Hepatitis C is present in both high-income and lower-income nations. Affecting more than 150 million people worldwide, the majority of people struggling with HCV live in Third-World countries. Unfortunately, these countries lack the resources needed to cover healthcare costs and provide HCV treatment. The World Health Organization’s focus on hep-C treatment is also an attempt to democratize healthcare across the world.
The drug still remains very expensive in the United States, preventing many people from obtaining access to it. With one pill of Gilead’s Sovaldi costing $1,000 in the United States, many people are unable to receive the necessary treatment. Insurance companies are reluctant to cover the full cost of the treatment, leaving many Americans unable to afford the treatment regimen.

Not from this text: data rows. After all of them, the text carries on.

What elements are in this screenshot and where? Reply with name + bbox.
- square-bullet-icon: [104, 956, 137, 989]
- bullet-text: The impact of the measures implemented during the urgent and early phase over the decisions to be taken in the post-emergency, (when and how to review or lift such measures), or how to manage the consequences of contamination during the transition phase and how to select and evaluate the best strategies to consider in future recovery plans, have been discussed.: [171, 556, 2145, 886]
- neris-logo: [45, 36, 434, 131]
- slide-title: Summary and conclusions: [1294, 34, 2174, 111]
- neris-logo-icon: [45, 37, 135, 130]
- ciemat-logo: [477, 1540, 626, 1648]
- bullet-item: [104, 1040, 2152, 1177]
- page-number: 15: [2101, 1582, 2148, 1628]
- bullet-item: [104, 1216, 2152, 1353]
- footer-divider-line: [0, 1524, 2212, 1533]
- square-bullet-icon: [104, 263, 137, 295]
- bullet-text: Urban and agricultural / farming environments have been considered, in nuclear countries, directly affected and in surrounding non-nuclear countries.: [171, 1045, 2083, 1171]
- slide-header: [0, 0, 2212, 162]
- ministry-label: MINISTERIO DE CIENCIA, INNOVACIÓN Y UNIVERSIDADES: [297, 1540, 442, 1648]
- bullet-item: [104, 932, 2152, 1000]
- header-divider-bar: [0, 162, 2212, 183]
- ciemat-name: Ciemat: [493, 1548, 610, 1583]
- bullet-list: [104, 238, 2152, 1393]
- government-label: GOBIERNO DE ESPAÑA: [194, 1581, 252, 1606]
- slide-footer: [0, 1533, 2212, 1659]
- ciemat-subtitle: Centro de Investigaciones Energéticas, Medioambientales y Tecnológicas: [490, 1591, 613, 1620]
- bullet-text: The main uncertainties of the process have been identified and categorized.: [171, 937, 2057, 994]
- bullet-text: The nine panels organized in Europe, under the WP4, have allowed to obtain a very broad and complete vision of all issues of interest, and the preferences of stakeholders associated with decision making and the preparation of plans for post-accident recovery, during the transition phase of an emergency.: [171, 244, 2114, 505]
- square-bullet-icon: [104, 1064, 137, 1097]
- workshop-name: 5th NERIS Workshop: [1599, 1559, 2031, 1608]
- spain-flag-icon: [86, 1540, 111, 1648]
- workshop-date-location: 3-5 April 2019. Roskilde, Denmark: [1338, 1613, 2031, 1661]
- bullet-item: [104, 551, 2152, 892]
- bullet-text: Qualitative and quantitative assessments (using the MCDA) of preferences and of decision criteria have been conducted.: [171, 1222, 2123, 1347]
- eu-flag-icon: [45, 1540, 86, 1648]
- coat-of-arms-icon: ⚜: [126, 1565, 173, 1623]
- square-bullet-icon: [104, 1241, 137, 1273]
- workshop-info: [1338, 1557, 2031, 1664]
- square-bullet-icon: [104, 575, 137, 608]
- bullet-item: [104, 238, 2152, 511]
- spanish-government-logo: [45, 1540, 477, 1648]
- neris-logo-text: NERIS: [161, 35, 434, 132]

Gilead has cut the cost of treatment in several Third-World countries, but more needs to be done in order to ensure global access to the drug.
Treatments for hep-C continue to evolve rapidly, with several new, safe, effective ones on the market currently, and many still being developed. While science is doing its part to create effective treatment regimens for HCV, we need some strategies to make hepatitis c treatment more affordable and accessible worldwide.